Media Contact: Noble Frank, noble@mnfreedomfund.org, (952) 353-6930
MINNEAPOLIS — In response to news that Minnesota Attorney General Keith Ellison and Hennepin County Attorney Mike Freeman will not charge the officer who killed Amir Locke, the following is a statement from Mirella Ceja-Orozco and Elizer Darris, Co-Executive Directors of the Minnesota Freedom Fund:
“The Minnesota Freedom Fund is disappointed that Mark Hanneman, the Minneapolis police officer who shot and killed Amir Locke as he woke from sleep, will not face accountability for the life he took. We celebrate the life of Amir Locke, and we stand alongside his family and friends who will never see justice for Amir's death. That more of our neighbors must experience this grief is an outrage.

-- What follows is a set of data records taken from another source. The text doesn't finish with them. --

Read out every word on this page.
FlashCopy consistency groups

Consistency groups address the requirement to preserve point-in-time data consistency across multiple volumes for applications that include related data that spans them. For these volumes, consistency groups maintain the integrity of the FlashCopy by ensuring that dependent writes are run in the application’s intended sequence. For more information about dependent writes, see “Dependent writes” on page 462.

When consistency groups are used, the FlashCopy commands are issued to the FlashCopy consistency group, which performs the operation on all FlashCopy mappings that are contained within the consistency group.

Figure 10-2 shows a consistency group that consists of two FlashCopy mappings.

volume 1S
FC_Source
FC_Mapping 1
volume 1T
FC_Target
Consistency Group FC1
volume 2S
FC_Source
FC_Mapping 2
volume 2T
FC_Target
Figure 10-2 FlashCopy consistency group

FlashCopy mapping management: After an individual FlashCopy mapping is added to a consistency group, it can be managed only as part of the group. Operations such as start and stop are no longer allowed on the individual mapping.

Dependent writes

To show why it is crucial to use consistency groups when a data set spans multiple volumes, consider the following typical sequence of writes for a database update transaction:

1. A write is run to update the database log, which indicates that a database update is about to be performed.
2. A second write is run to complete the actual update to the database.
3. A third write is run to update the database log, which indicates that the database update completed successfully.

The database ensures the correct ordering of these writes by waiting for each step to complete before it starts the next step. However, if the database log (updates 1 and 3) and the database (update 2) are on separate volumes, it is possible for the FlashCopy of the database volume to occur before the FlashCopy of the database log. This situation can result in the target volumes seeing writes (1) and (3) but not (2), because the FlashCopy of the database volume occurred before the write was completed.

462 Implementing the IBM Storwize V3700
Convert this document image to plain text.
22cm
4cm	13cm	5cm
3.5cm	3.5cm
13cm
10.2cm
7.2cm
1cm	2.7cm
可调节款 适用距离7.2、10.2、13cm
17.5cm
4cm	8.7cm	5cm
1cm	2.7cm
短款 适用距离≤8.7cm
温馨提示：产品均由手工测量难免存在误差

Legal accountability for police violence remains the exception, not the rule. But even when individual officers do face consequences in court, it has not served to stem police violence or to save the lives of our Black, brown, and Indigenous neighbors. The problems with policing are systemic, embedded in the very philosophies, histories, and institutions of modern policing.
Indicting Officer Hanneman would have been a welcome start, but we know that punishing individual officers after they have already killed someone wouldn’t be enough to bring about the systemic change that is so urgently needed.
For decades, the Minneapolis Police Department has embraced policies that make this city less safe for Black people like Amir Locke, even as the MPD and its supporters promote those policies under the banner of ‘public safety.’ Our message today is that Amir’s life mattered. Amir deserved to be safe inside his own home. And Amir should have been, and should still be, centered when we talk about how to build communities that treat all of Minnesota’s residents – regardless of the color of their skin – with respect, humanity and dignity.
The Minnesota Freedom Fund stands with Amir’s family, and we remain committed to our mission of ending cash bail and reforming the state’s broken and racist policing and criminal justice systems.”